Mit VR können wir die Grenzen von Raum und Zeit sprengen und die Gesetze der Physik aushebeln. Doch dazu brauchen wir dringend mehr Entwickler und Menschen, die VR bekannter machen.
Von Claudia Kiani
Der Traum von einer virtuellen Realität begleitet uns Menschen schon eine ganze Weile. So wurde die erste VR-Brille bereits Ende der 1960er-Jahre entwickelt. Der Wissenschaftler Ivan Sutherland legte mit seinem „Sword of Damocles“ den Grundstein für die heutige VR-Brille. Ob mich die Drahtkonstruktion, die auf dem Kopf des Nutzers befestigt wurde, damals begeistert hätte? Das bezweifle ich. Denn das Nutzungserlebnis war aufgrund von geringer Rechenkapazität und Grafikleistung noch stark limitiert.
Das änderte sich erst mit der „Oculus Rift“. Ich kann mich noch gut daran erinnern, wie ich sie auf der Cebit 2014 zum ersten Mal aufsetzte. Ich wusste nicht so recht, was mich erwarten würde, aber dann, als mich diese Brille mit einem Mal in eine neue Umgebung katapultierte, war ich angefixt. So sehr, dass ich erst meine Masterthesis nutzte, um das Thema tiefer zu untersuchen, und anschließend eine Agentur gründete, in der ich nun mit vier Mitarbeiter*innen Tag für Tag daran arbeite, Reales virtuell erlebbar zu machen.

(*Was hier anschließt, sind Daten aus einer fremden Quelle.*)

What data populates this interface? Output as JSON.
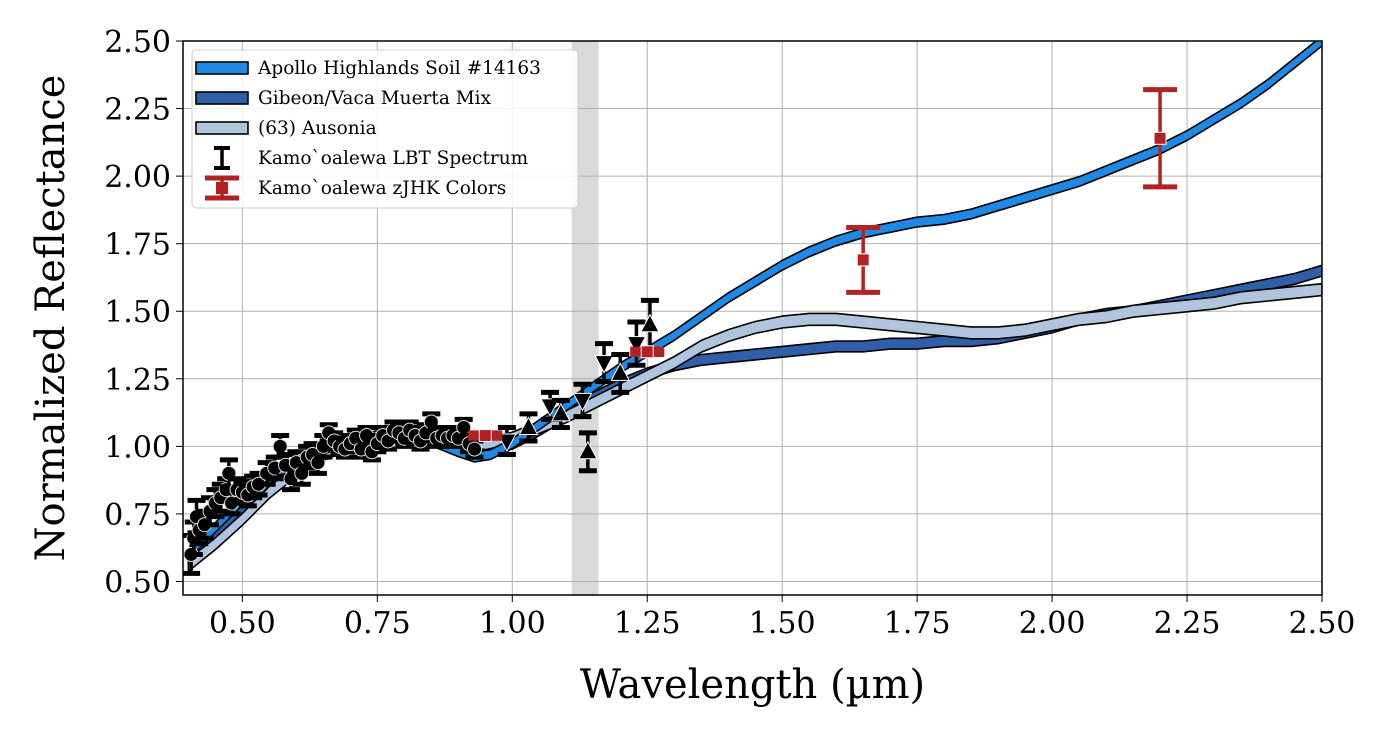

Eine unserer zentralen Aufgaben liegt aktuell darin, das Interesse für VR zu wecken, zu inspirieren und Berührungsängste abzubauen. Neben Techniker*innen brauchen wir dabei vor allem kreative Projektmanager*innen und Berater*innen.
Aufgrund der geringen Verbreitung von VR-Brillen werden derzeit die meisten unserer Projekte für den Computerbildschirm umgesetzt, aber ich bin überzeugt davon, dass sich dies mittel- bis langfristig ändern wird. Warum sollten wir uns damit zufriedengeben, durch ein Fenster in eine andere Welt zu blicken, wenn wir stattdessen hindurchtreten und an ihr teilnehmen können? Weshalb Inhalte in 2-D konsumieren, anstatt sie in 3-D direkt in unsere Lebenswelt zu integrieren und Informationen ganzheitlich zu verarbeiten?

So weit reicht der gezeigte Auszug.